From: Damien Le Moal <[email protected]>
To: "Martin K. Petersen" <[email protected]>,
Bart Van Assche <[email protected]>
Cc: Nitesh Shetty <[email protected]>,
Javier Gonzalez <[email protected]>,
Matthew Wilcox <[email protected]>,
Keith Busch <[email protected]>, Christoph Hellwig <[email protected]>,
Keith Busch <[email protected]>,
"[email protected]" <[email protected]>,
"[email protected]" <[email protected]>,
"[email protected]" <[email protected]>,
"[email protected]" <[email protected]>,
"[email protected]" <[email protected]>,
"[email protected]" <[email protected]>
Subject: Re: [PATCHv10 0/9] write hints with nvme fdp, scsi streams
Date: Thu, 28 Nov 2024 17:51:52 +0900 [thread overview]
Message-ID: <[email protected]> (raw)
In-Reply-To: <[email protected]>
On 11/28/24 11:09, Martin K. Petersen wrote:
>
> Bart,
>
>> What if the source LBA range does not require splitting but the
>> destination LBA range requires splitting, e.g. because it crosses a
>> chunk_sectors boundary? Will the REQ_OP_COPY_IN operation succeed in
>> this case and the REQ_OP_COPY_OUT operation fail?
>
> Yes.
>
> I experimented with approaching splitting in an iterative fashion. And
> thus, if there was a split halfway through the COPY_IN I/O, we'd issue a
> corresponding COPY_OUT up to the split point and hope that the write
> subsequently didn't need a split. And then deal with the next segment.
>
> However, given that copy offload offers diminishing returns for small
> I/Os, it was not worth the hassle for the devices I used for
> development. It was cleaner and faster to just fall back to regular
> read/write when a split was required.
>
>> Does this mean that a third operation is needed to cancel
>> REQ_OP_COPY_IN operations if the REQ_OP_COPY_OUT operation fails?
>
> No. The device times out the token.
>
>> Additionally, how to handle bugs in REQ_OP_COPY_* submitters where a
>> large number of REQ_OP_COPY_IN operations is submitted without
>> corresponding REQ_OP_COPY_OUT operation? Is perhaps a mechanism
>> required to discard unmatched REQ_OP_COPY_IN operations after a
>> certain time?
>
> See above.
>
> For your EXTENDED COPY use case there is no token and thus the COPY_IN
> completes immediately.
>
> And for the token case, if you populate a million tokens and don't use
> them before they time out, it sounds like your submitting code is badly
> broken. But it doesn't matter because there are no I/Os in flight and
> thus nothing to discard.
>
>> Hmm ... we may each have a different opinion about whether or not the
>> COPY_IN/COPY_OUT semantics are a requirement for token-based copy
>> offloading.
>
> Maybe. But you'll have a hard time convincing me to add any kind of
> state machine or bio matching magic to the SCSI stack when the simplest
> solution is to treat copying like a read followed by a write. There is
> no concurrency, no kernel state, no dependency between two commands, nor
> two scsi_disk/scsi_device object lifetimes to manage.

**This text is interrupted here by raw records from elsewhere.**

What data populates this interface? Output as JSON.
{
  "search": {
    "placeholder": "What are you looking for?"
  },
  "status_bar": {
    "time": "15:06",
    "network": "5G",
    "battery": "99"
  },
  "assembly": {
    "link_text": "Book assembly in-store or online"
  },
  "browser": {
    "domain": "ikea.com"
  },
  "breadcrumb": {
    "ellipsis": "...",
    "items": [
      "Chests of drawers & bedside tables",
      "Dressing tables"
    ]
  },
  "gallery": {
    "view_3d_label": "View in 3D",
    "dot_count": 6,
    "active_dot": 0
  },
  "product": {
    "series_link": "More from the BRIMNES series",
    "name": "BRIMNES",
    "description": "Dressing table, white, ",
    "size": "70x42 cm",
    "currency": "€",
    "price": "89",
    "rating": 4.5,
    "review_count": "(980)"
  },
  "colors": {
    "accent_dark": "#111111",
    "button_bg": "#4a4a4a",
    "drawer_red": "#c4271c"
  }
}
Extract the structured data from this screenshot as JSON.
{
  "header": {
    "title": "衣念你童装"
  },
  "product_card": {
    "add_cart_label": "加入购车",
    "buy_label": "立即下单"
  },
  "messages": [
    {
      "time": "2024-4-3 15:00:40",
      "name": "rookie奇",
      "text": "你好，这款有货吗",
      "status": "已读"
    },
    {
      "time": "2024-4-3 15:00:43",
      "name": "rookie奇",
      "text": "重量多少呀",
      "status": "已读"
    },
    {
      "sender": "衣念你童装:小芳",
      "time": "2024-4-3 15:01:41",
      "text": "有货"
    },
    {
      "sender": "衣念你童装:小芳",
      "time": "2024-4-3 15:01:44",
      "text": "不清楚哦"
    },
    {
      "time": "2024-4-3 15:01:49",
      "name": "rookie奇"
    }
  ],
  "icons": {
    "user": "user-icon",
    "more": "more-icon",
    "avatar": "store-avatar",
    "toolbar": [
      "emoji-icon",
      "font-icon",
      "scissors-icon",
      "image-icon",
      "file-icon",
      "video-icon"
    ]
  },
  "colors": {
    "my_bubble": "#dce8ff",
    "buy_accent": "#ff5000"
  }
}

And that also would allow supporting a fake copy offload with regular read/write
BIOs very easily, I think. So all block devices can be presented as supporting
"copy offload". That is nice for FSes.
>
>> Additionally, I'm not convinced that implementing COPY_IN/COPY_OUT for
>> ODX devices is that simple. The COPY_IN and COPY_OUT operations have
>> to be translated into three SCSI commands, isn't it? I'm referring to
>> the POPULATE TOKEN, RECEIVE ROD TOKEN INFORMATION and WRITE USING
>> TOKEN commands. What is your opinion about how to translate the two
>> block layer operations into these three SCSI commands?
>
> COPY_IN is translated to a NOP for devices implementing EXTENDED COPY
> and a POPULATE TOKEN for devices using tokens.
>
> COPY_OUT is translated to an EXTENDED COPY (or NVMe Copy) for devices
> using a single command approach and WRITE USING TOKEN for devices using
> tokens.
ATA WRITE GATHERED command is also a single copy command. That matches and while
I have not checked SAT, translation would likely work.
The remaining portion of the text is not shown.